The first breach landed April 29. When payment didn’t come fast enough, ShinyHunters returned a second time, defacing Canvas login pages on school websites. By Tuesday, the group’s leak-site listing, which had threatened to publish the stolen data, was gone.

A ShinyHunters representative confirmed to TechCrunch: “The data is deleted, gone. The company and its customers will not further be targeted or contacted for payment by us.” Instructure acknowledged there’s “never complete certainty” when negotiating with cybercriminals, but told its customers they wouldn’t need to deal with the hackers directly.
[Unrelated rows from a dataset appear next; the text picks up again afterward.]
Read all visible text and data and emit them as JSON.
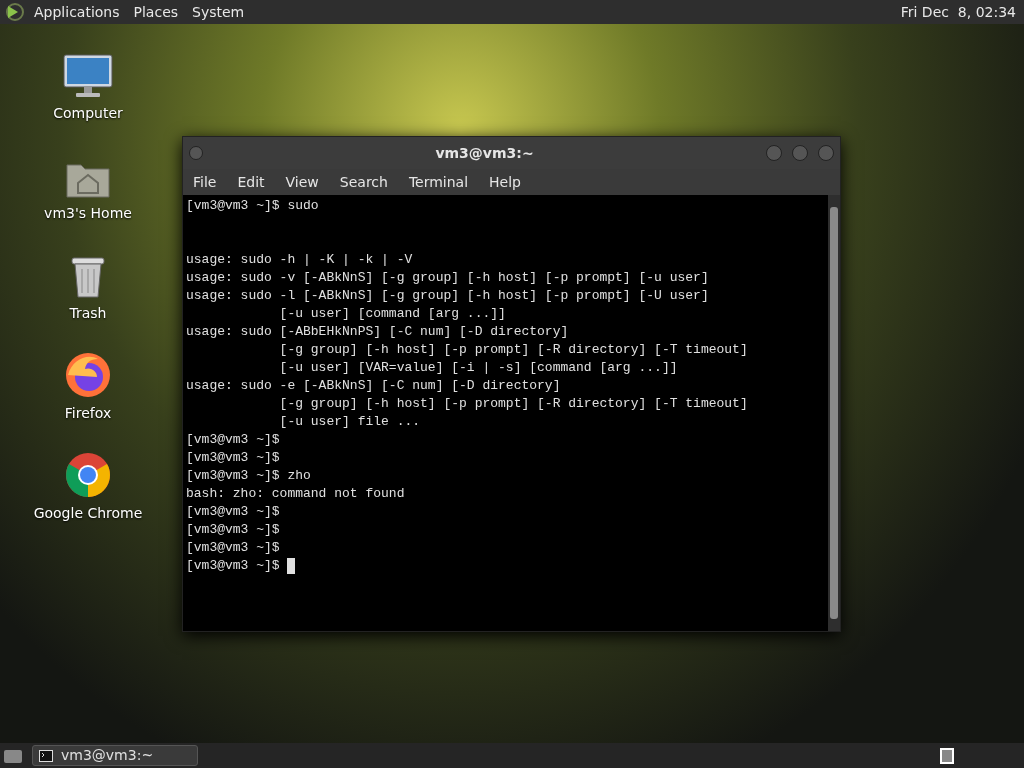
{
  "top_panel": {
    "menus": [
      "Applications",
      "Places",
      "System"
    ],
    "clock": "Fri Dec  8, 02:34"
  },
  "desktop_icons": [
    {
      "kind": "computer",
      "label": "Computer"
    },
    {
      "kind": "home",
      "label": "vm3's Home"
    },
    {
      "kind": "trash",
      "label": "Trash"
    },
    {
      "kind": "firefox",
      "label": "Firefox"
    },
    {
      "kind": "chrome",
      "label": "Google Chrome"
    }
  ],
  "window": {
    "title": "vm3@vm3:~",
    "menu": [
      "File",
      "Edit",
      "View",
      "Search",
      "Terminal",
      "Help"
    ],
    "lines": [
      {
        "text": "[vm3@vm3 ~]$ sudo",
        "gap_before": false,
        "cursor": false
      },
      {
        "text": "usage: sudo -h | -K | -k | -V",
        "gap_before": true,
        "cursor": false
      },
      {
        "text": "usage: sudo -v [-ABkNnS] [-g group] [-h host] [-p prompt] [-u user]",
        "gap_before": false,
        "cursor": false
      },
      {
        "text": "usage: sudo -l [-ABkNnS] [-g group] [-h host] [-p prompt] [-U user]",
        "gap_before": false,
        "cursor": false
      },
      {
        "text": "            [-u user] [command [arg ...]]",
        "gap_before": false,
        "cursor": false
      },
      {
        "text": "usage: sudo [-ABbEHkNnPS] [-C num] [-D directory]",
        "gap_before": false,
        "cursor": false
      },
      {
        "text": "            [-g group] [-h host] [-p prompt] [-R directory] [-T timeout]",
        "gap_before": false,
        "cursor": false
      },
      {
        "text": "            [-u user] [VAR=value] [-i | -s] [command [arg ...]]",
        "gap_before": false,
        "cursor": false
      },
      {
        "text": "usage: sudo -e [-ABkNnS] [-C num] [-D directory]",
        "gap_before": false,
        "cursor": false
      },
      {
        "text": "            [-g group] [-h host] [-p prompt] [-R directory] [-T timeout]",
        "gap_before": false,
        "cursor": false
      },
      {
        "text": "            [-u user] file ...",
        "gap_before": false,
        "cursor": false
      },
      {
        "text": "[vm3@vm3 ~]$",
        "gap_before": false,
        "cursor": false
      },
      {
        "text": "[vm3@vm3 ~]$",
        "gap_before": false,
        "cursor": false
      },
      {
        "text": "[vm3@vm3 ~]$ zho",
        "gap_before": false,
        "cursor": false
      },
      {
        "text": "bash: zho: command not found",
        "gap_before": false,
        "cursor": false
      },
      {
        "text": "[vm3@vm3 ~]$",
        "gap_before": false,
        "cursor": false
      },
      {
        "text": "[vm3@vm3 ~]$",
        "gap_before": false,
        "cursor": false
      },
      {
        "text": "[vm3@vm3 ~]$",
        "gap_before": false,
        "cursor": false
      },
      {
        "text": "[vm3@vm3 ~]$ ",
        "gap_before": false,
        "cursor": true
      }
    ]
  },
  "taskbar": {
    "tasks": [
      {
        "label": "vm3@vm3:~",
        "selected": false
      }
    ]
  }
}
The FBI issued a statement last week saying it was “aware” of disruptions to U.S. schools and urged victims not to “send payment or respond” to cybercriminal demands. Instructure didn’t respond when contacted Tuesday, and the company wouldn’t say whether CEO Steve Daly plans to resign.

The pattern here isn’t new. PowerSchool paid hackers after its 2024 breach affecting 70 million students and staff. A second criminal group later extorted PowerSchool’s customers using data that was never destroyed. Security researchers have argued that criminals’ promises to delete stolen data can’t be trusted.

Stolen data from Instructure includes students’ names, personal email addresses, and private messages between teachers and students. The company says it’s still investigating.